Loaning Slim Johnson to them had been an excuse to visit when he’d needed one. Plus, Slim deserved the opportunity. He was a good musician and the small weekend crowds at the Plantation were nothing compared to the ones at Nightingale’s. Slim was hoping the chance to play here might give him as much luck as it had given Brock Ness.
With his hand resting on the small of Twyla’s back, Forrest guided her into the ballroom. Slim had been playing music while folks ate but had left the stage a short time ago, taking a break while he could, before the dancing started. There’d be no resting then.
As they walked, Forrest allowed another thought to cross his mind. “Where’s Ginger?”
Twyla’s answer was delayed, and she didn’t look at him when she said, “In Chicago with a friend.”
Both were sure signs she was lying, at least partially. Forrest may have been gone for several years, and many things may have changed, but Twyla’s inability to lie to him hadn’t. The fact that Roger Nightingale wouldn’t allow one of his daughters out of his sight hadn’t, either. Forrest may not have had any contact with the family since he’d returned, but the Nightingales were celebrities in these parts, and folks talked. He hadn’t heard Ginger was out of town, which meant it was hush-hush.
* * *
“Looks like Slim’s out on the balcony,” Twyla said, directing Forrest in that direction. She had to stay on her toes when it came to him. A moment ago she’d almost let it slip that Ginger was in Chicago with Brock. No one outside the family knew about that and it had to stay that way. Being next to Forrest was affecting her mind.
The setting sun glistened across the lake as she allowed him to escort her outside. She did want to speak with Slim, but getting Forrest away from her family was a priority. Norma Rose didn’t appear to be upset by his presence at the family table, which was odd. For years, Norma Rose had blamed Forrest for everything and swore she hated him. Up until the moment Ty appeared. He didn’t seem upset, either. Neither did her father. The only one who’d looked at her as if she’d lost her mind when she led Forrest to their table was Josie, and that was who Twyla decided she should steer clear of tonight. Though Josie did somehow seem to know everything that went on, she didn’t know everything, and keeping it that way would be best.
Slim, a man who wasn’t exactly what she’d call slim, was leaning against the railing, looking out over a lawn decorated with manicured flower beds and a water fountain before the ground gradually sloped toward the lake, where a swimming beach and boathouses filled the shoreline. Rather short and pudgy, Slim had pleased the crowd last weekend with his ability to play several instruments. His singing wasn’t all bad, either, when it came to the slow ballads that some of the older folks liked dancing to.

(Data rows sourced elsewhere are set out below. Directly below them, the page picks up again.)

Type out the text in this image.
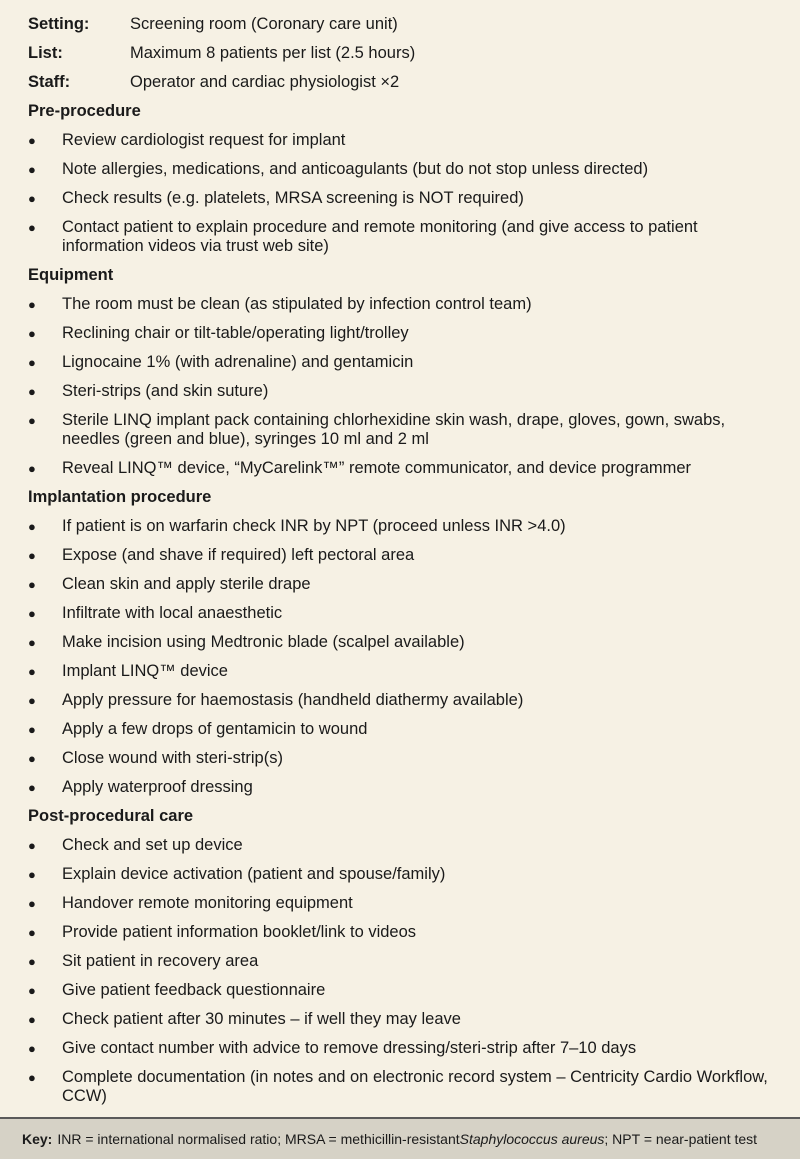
Setting:	Screening room (Coronary care unit)
List:	Maximum 8 patients per list (2.5 hours)
Staff:	Operator and cardiac physiologist ×2
Pre-procedure
●	Review cardiologist request for implant
●	Note allergies, medications, and anticoagulants (but do not stop unless directed)
●	Check results (e.g. platelets, MRSA screening is NOT required)
●	Contact patient to explain procedure and remote monitoring (and give access to patient information videos via trust web site)
Equipment
●	The room must be clean (as stipulated by infection control team)
●	Reclining chair or tilt-table/operating light/trolley
●	Lignocaine 1% (with adrenaline) and gentamicin
●	Steri-strips (and skin suture)
●	Sterile LINQ implant pack containing chlorhexidine skin wash, drape, gloves, gown, swabs, needles (green and blue), syringes 10 ml and 2 ml
●	Reveal LINQ™ device, “MyCarelink™” remote communicator, and device programmer
Implantation procedure
●	If patient is on warfarin check INR by NPT (proceed unless INR >4.0)
●	Expose (and shave if required) left pectoral area
●	Clean skin and apply sterile drape
●	Infiltrate with local anaesthetic
●	Make incision using Medtronic blade (scalpel available)
●	Implant LINQ™ device
●	Apply pressure for haemostasis (handheld diathermy available)
●	Apply a few drops of gentamicin to wound
●	Close wound with steri-strip(s)
●	Apply waterproof dressing
Post-procedural care
●	Check and set up device
●	Explain device activation (patient and spouse/family)
●	Handover remote monitoring equipment
●	Provide patient information booklet/link to videos
●	Sit patient in recovery area
●	Give patient feedback questionnaire
●	Check patient after 30 minutes – if well they may leave
●	Give contact number with advice to remove dressing/steri-strip after 7–10 days
●	Complete documentation (in notes and on electronic record system – Centricity Cardio Workflow, CCW)
Key: INR = international normalised ratio; MRSA = methicillin-resistant Staphylococcus aureus ; NPT = near-patient test
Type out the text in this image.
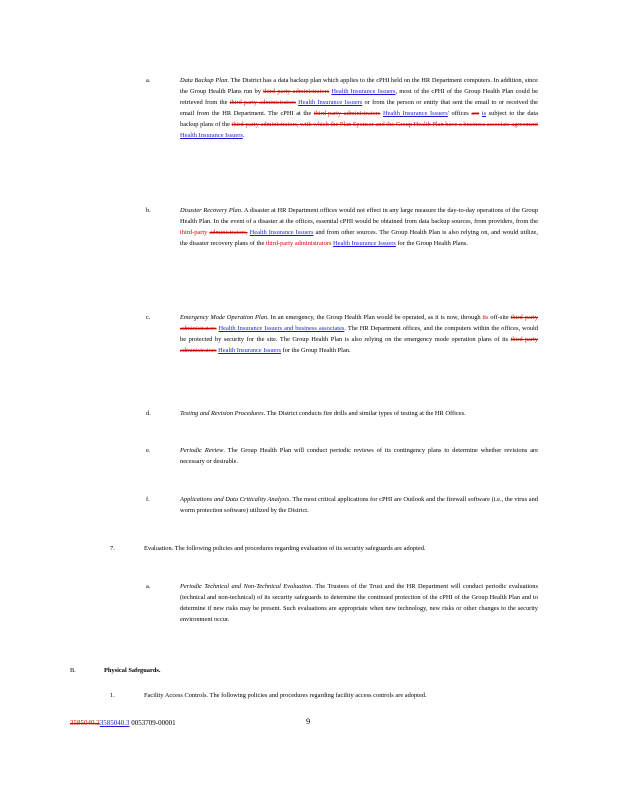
a.	Data Backup Plan. The District has a data backup plan which applies to the cPHI held on the HR Department computers. In addition, since the Group Health Plans run by third-party administrators Health Insurance Issuers, most of the cPHI of the Group Health Plan could be retrieved from the third-party administrators Health Insurance Issuers or from the person or entity that sent the email to or received the email from the HR Department. The cPHI at the third-party administrators Health Insurance Issuers' offices are is subject to the data backup plans of the third-party administrators, with which the Plan Sponsor and the Group Health Plan have a business associate agreement Health Insurance Issuers.
b.	Disaster Recovery Plan. A disaster at HR Department offices would not effect in any large measure the day-to-day operations of the Group Health Plan. In the event of a disaster at the offices, essential cPHI would be obtained from data backup sources, from providers, from the third-party administrators, Health Insurance Issuers and from other sources. The Group Health Plan is also relying on, and would utilize, the disaster recovery plans of the third-party administrators Health Insurance Issuers for the Group Health Plans.
c.	Emergency Mode Operation Plan. In an emergency, the Group Health Plan would be operated, as it is now, through its off-site third-party administrators Health Insurance Issuers and business associates. The HR Department offices, and the computers within the offices, would be protected by security for the site. The Group Health Plan is also relying on the emergency mode operation plans of its third-party administrators Health Insurance Issuers for the Group Health Plan.
d.	Testing and Revision Procedures. The District conducts fire drills and similar types of testing at the HR Offices.
e.	Periodic Review. The Group Health Plan will conduct periodic reviews of its contingency plans to determine whether revisions are necessary or desirable.
f.	Applications and Data Criticality Analysis. The most critical applications for cPHI are Outlook and the firewall software (i.e., the virus and worm protection software) utilized by the District.
7.	Evaluation. The following policies and procedures regarding evaluation of its security safeguards are adopted.
a.	Periodic Technical and Non-Technical Evaluation. The Trustees of the Trust and the HR Department will conduct periodic evaluations (technical and non-technical) of its security safeguards to determine the continued protection of the cPHI of the Group Health Plan and to determine if new risks may be present. Such evaluations are appropriate when new technology, new risks or other changes to the security environment occur.
B.	Physical Safeguards.
1.	Facility Access Controls. The following policies and procedures regarding facility access controls are adopted.
3585040.23585040.3 0053709-00001	9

“Quite the gala you have going on tonight, Twyla,” he said as she and Forrest approached.
“Thank you. Palooka George has been a friend of my father for years, and he expected nothing less than the best.” Tossing a glance at Forrest, she added, “I’m sure you won’t disappoint any of us.”
Forrest grinned, which irked her.
Slim grinned, too, but he sounded sincere when he said, “I hope not.”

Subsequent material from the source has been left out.